🤖 AI Summary
Machine translation (MT) quality evaluation traditionally relies on bilingual assessments, which are costly and less reflective of real-world monolingual user scenarios. Method: This study proposes and empirically validates a context-aware monolingual human evaluation paradigm. We design a context-enhanced prompting framework wherein professional translators assign quality scores and annotate errors in the target language only, supplemented by qualitative feedback and statistical testing (p < 0.05) against bilingual baselines. Contribution/Results: Monolingual evaluation achieves high agreement with bilingual evaluation across system-level scoring, pairwise comparisons, and error-type distributions. It improves evaluation efficiency by ~40% while better approximating authentic user conditions.
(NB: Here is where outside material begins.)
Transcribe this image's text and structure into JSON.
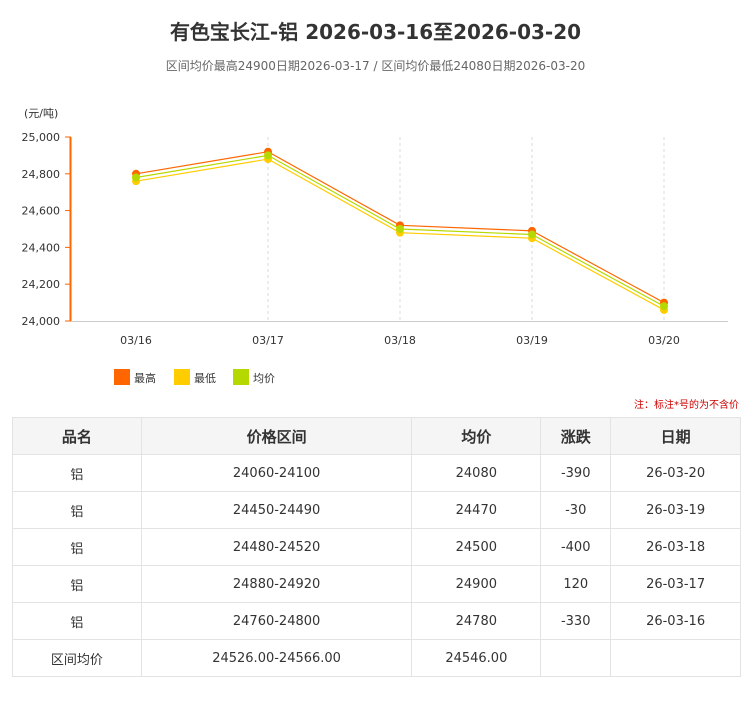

This work provides the first empirical validation of high-fidelity monolingual MT evaluation, establishing a scalable, cost-effective, and practically viable methodology for MT quality assessment.
📝 Abstract
This paper explores the potential of context-aware monolingual human evaluation for assessing machine translation (MT) when no source is given for reference. To this end, we compare monolingual with bilingual evaluations (with source text), under two scenarios: the evaluation of a single MT system, and the comparative evaluation of pairwise MT systems. Four professional translators performed both monolingual and bilingual evaluations by assigning ratings and annotating errors, and providing feedback on their experience. Our findings suggest that context-aware monolingual human evaluation achieves comparable outcomes to human bilingual evaluations, and suggest the feasibility and potential of monolingual evaluation as an efficient approach to assessing MT.